The proposed method consists of two main parts, the backbone convolutional neural network and the heatmap coupling module. It does not follow the same strategy of the conventional cascade coordinate regression methods. In this section, we investigate the effectiveness of the heatmap coupling module by evaluating the dataset with and without the coupling module. Figure 5 shows that the validation loss for the three datasets is decreased in the case of using the coupling module. The AFLW validation loss is decreased by 9.10% due to the use of the coupling module as shown in Fig. 5a. In the same way, the validation loss decreased for the 300W and WFLW datasets by 13.20% and 9.50% as shown in Fig. 5b, c, respectively.

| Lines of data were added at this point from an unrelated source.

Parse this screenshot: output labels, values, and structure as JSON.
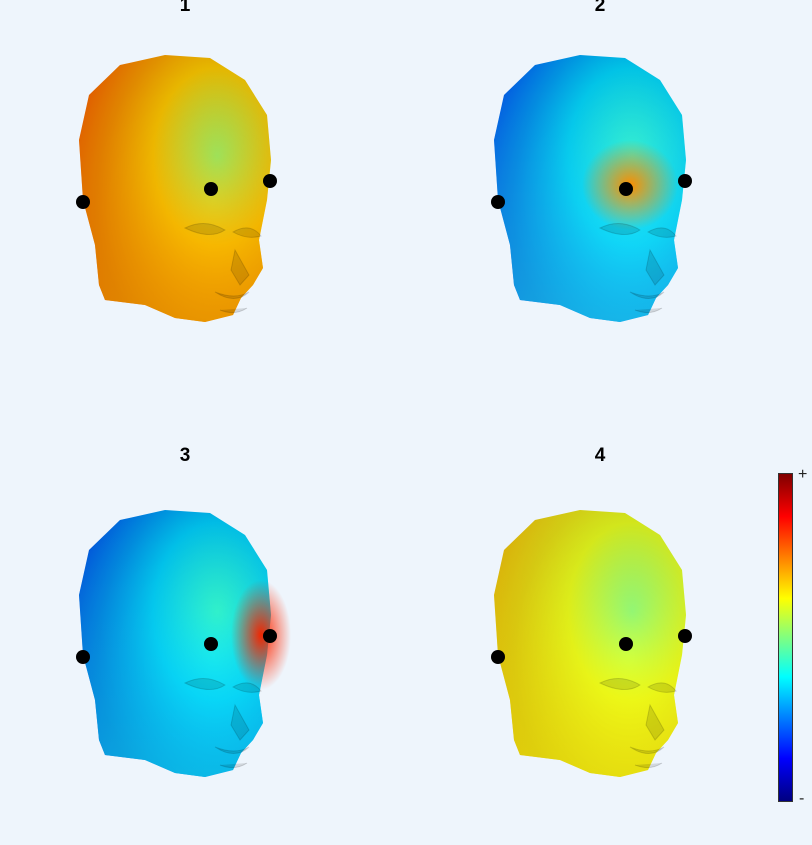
{
  "panels": [
    {
      "title": "1",
      "colors": {
        "back": "#ff2200",
        "mid": "#ffcc00",
        "front": "#80ff80",
        "chin": "#ffb000"
      }
    },
    {
      "title": "2",
      "colors": {
        "back": "#0010ff",
        "mid": "#00d8ff",
        "front": "#40ffcc",
        "chin": "#20e0ff",
        "spot": "#ff9000"
      }
    },
    {
      "title": "3",
      "colors": {
        "back": "#0008f0",
        "mid": "#00d0ff",
        "front": "#40ffc0",
        "chin": "#10e8ff",
        "spot": "#ff2800"
      }
    },
    {
      "title": "4",
      "colors": {
        "back": "#ffa000",
        "mid": "#e8ff20",
        "front": "#70ffa0",
        "chin": "#ffff10"
      }
    }
  ],
  "colorbar": {
    "top_label": "+",
    "bottom_label": "-"
  }
}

The evaluated datasets have faces in uncontrolled conditions and challenge images. Figures 6, 7, and 8 show the detection results of the proposed model on the dataset of AFLW, 300W, and WFLW, respectively. The displayed images have a wide range of factors influencing the efficiency of landmarks detection, such as occlusion, head pose, illumination, and expression. The results prove the success of the proposed model to detect facial landmarks in difficult cases.

For further illustration, Fig. 9 presents a landmarks detection in the three used datasets, where row1, row2, and row3 represent the detection result in AFLW, 300W, and WFLW datasets, respectively. The results illustrate why the proposed approach might lead to inaccurate estimates in some situations. Referring to the images with indices ranging from 1 to 21, beginning in the top-left corner and going line wise, it is noticeable that when there is more than one factor affecting the distortion in the image, such as occlusion and head position as in images 1, 8, 15, and 16. The detection efficiency is affected when the color is absent from the image, leading to the overlapping of facial details, as shown in images 11, 9, and 19. Furthermore, the results are significantly impacted because only eyes are visible in images 2 and 18.

To measure the feasibility and usability of the proposed CR-HC method, the execution time is calculated and compared to other FLD methods. The execution time is calculated by computing the average execution time of 1000 images. In addition, all the compared methods are available online data source. Table 5 shows that the execution time of the proposed method is better for reliable applications compared to other FLD methods that have low execution time but have high normalized mean error on the other side.

Table 5 Execution time of the proposed CR-HC method compared to some other FLD methods

Conclusion

In this paper, we have presented a deep learning-based method using cascaded regression for coarse-to-fine detection of facial landmarks. The method is composed of two-stage cascaded CNNs that are coupled with a heatmap module. The first stage regresses the coordinates of landmarks of an input face image, and then it is transferred to the heatmap coupling module to convert the estimated shape to a Gaussian heatmap. The second stage is used to refine the output by regressing the concatenation of face images and a heatmap of the estimated shape vector. The obtained results revealed that the proposed method achieved approximately 1.57% NME on the AFLW dataset, 4.30% on the 300W dataset, and 5.53% on the WFLW dataset. Thus, using the coupling heatmap module improves the detection performance distinctly. In future studies, it is possible to suggest two paths, which can increase the accuracy of FLD. First, a combination of coordinate regression as the first stage of the CR-HC model and heatmap regression network as the second stage can be done. Secondly, other large datasets can be used to train the model specifically on the WFLW dataset, which has a wide range of styling.